Gross placed the stress on the second syllable.

The usual pronunciation of miscreant places the stress on the first syllable: [MIS-kree-ent].

miscreant – n. A villain, scoundrel; a rebel, criminal, or felon. Now freq. in weakened sense: a minor offender, reprobate. –OED

The mis- in miscreant represents O.Fr. mes– “bad(ly), wrong(ly),” from V.L. minus-, from L. minus “less” A miscreant was a person whose beliefs did not agree with official dogma.

The word entered the language as an adjective from Old French mescreant about 1330 with the sense “heretical, unbelieving, infidel.” The –creant part of the word is from Latin credere, “to believe.”

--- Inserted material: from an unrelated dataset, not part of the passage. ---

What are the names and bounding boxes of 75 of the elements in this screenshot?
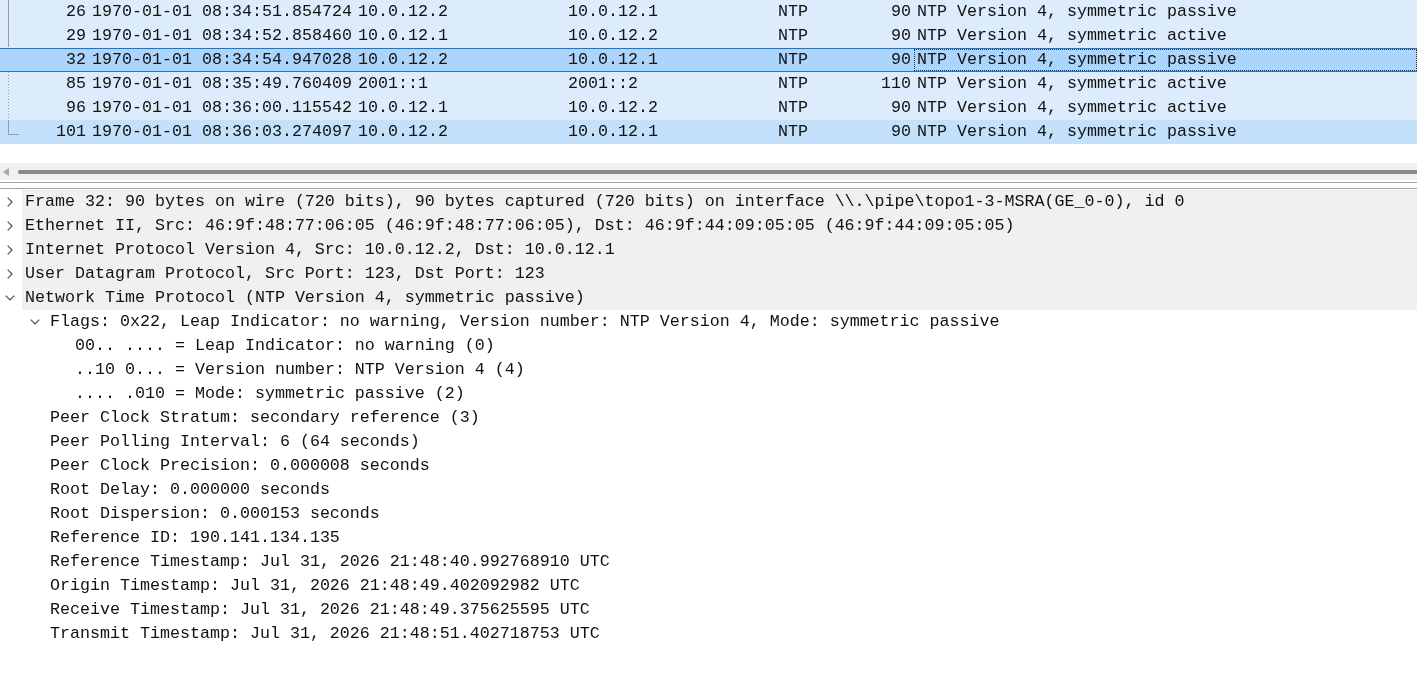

The use of miscreant as a noun dates from about 1380 and meant “heathen” or “Saracen.” The sense “villain” is first documented in 1590 in the works of Edmund Spenser.

Here are some recent uses of the word miscreant:

KORAPUT: A miscreant attacked a havildar of the Orissa Special Armed Police (OSAP) Bikram Kujur on Sunday night and snatched away his AK-47 rifle. The Hindu 27Feb2007

The next presidential campaign will show us whether these miscreant patricians [the Bush family] have poisoned the well of the presidential campaign system. If so, there’s no telling what kind of president we might get. –Howell Raines at CommonDreams.org; originally published in The Age 21Dec05

[Pacman Jones is] a rude, crude, and violent miscreant who has yet to express an iota remorse for the manager of the establishment that he trashed; a man who will spend the rest of his life in a wheel chair as a direct result of the actions of Jones and his “Posse”. Sports Illustrated CNN commentator

NOTE: “Miscreant” was the name of “a short-lived melodic death metal band” from Sweden.